I’m listening to the audiobook after meeting the reader, Christopher Ecclestone, on a flight. As a Man U fan and a northerner, he brings this book to life. It’s a very good listen. Highly recommended.
I can imagine it working better read – especially when read by Eccleston, who's a great choice – with the rhythm and repetition becoming almost hypnotic.
The Snow. The Snow. The Rattling. The Lights, dim. The Snow. Black Shapes. Grey Shapes. Coughing. Propellers splutter with influenza. The Snow. The Snow.
Am I close?
Being serious, I Iike David Peace. I'll need to get hold of that.
Yeah, his style is punishing but generally rewarding. I think Red or Dead is a masterpiece, but like Heller's Something Happened, I can't imagine wanting to read it again. Too painful. I finished the Red Riding books, but by the end felt almost sickened.
Haven't got to this yet but have a copy on the shelf. I'd really recommend Peace's GB84 as a book on a subject that suits his style perfectly (the miner's strike). Exceptionally bleak, but beautiful
I’ve never tried the Red Riding series, full-blown crime novels aren’t really my bag, though any West Yorkshire representation in literature is always welcome
I loved the first in the series, but what ground me down - and I really did feel sickened towards the end - wasn't the style, with was the relentless grimness of the content. It was like endlessly wading through a sewer.

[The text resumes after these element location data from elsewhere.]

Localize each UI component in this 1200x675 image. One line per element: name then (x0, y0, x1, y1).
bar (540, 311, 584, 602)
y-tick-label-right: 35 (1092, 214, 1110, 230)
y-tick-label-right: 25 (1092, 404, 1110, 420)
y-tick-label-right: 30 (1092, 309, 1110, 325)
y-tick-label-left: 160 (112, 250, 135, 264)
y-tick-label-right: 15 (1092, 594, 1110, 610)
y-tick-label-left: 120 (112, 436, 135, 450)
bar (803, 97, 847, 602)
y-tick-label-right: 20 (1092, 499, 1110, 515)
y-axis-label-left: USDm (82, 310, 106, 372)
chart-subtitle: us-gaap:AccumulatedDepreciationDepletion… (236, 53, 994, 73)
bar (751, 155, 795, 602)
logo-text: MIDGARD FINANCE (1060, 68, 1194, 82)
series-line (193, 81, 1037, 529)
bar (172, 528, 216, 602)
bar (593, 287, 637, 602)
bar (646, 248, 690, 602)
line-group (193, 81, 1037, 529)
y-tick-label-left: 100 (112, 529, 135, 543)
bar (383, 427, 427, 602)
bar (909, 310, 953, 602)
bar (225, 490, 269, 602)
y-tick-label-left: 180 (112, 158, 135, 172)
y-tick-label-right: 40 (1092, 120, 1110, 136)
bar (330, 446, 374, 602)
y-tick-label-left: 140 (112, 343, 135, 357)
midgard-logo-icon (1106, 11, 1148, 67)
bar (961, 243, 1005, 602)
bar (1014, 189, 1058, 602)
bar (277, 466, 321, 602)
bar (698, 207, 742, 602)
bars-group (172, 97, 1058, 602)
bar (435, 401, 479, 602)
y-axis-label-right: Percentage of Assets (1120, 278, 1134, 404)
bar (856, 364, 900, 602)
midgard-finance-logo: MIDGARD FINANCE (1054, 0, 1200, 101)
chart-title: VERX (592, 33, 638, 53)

Peace’s characteristic style – simple vocabulary and imagery, continuous repetition – worked brilliantly in Red or Dead, creating a brilliant portrait of obsession reminiscent of Joseph Heller’s manic Something Happened.
In the first 200 pages, which cover the crash and the immediate aftermath, the repetition feels almost Homeric, like folklore being handed down by fireside, capturing the confusion and numbing horror in a really moving way.
...As the action shifts back to Manchester – the families, the funerals, the grief and the resumption of football – the use of that same stylistic approach seemed to me jarring and, eventually, flattening to the emotional component of a story of this magnitude.
Comments
Am I close?
Being serious, I Iike David Peace. I'll need to get hold of that.
I'm totally with you on Red or Dead and so glad someone agrees - have felt on an island about it forever.
I thought it was astonishing. Shankly the perfect vehicle for his style. One of the most affecting books I've read.
So many football folk hated it so vociferously!
I far prefer it to the Clough pastiche, which I also love fwiw.
But…
And after that, the book well… tails off. Which seems like an extraordinary thing given the events covered and FA Cup final as a bookend to the story.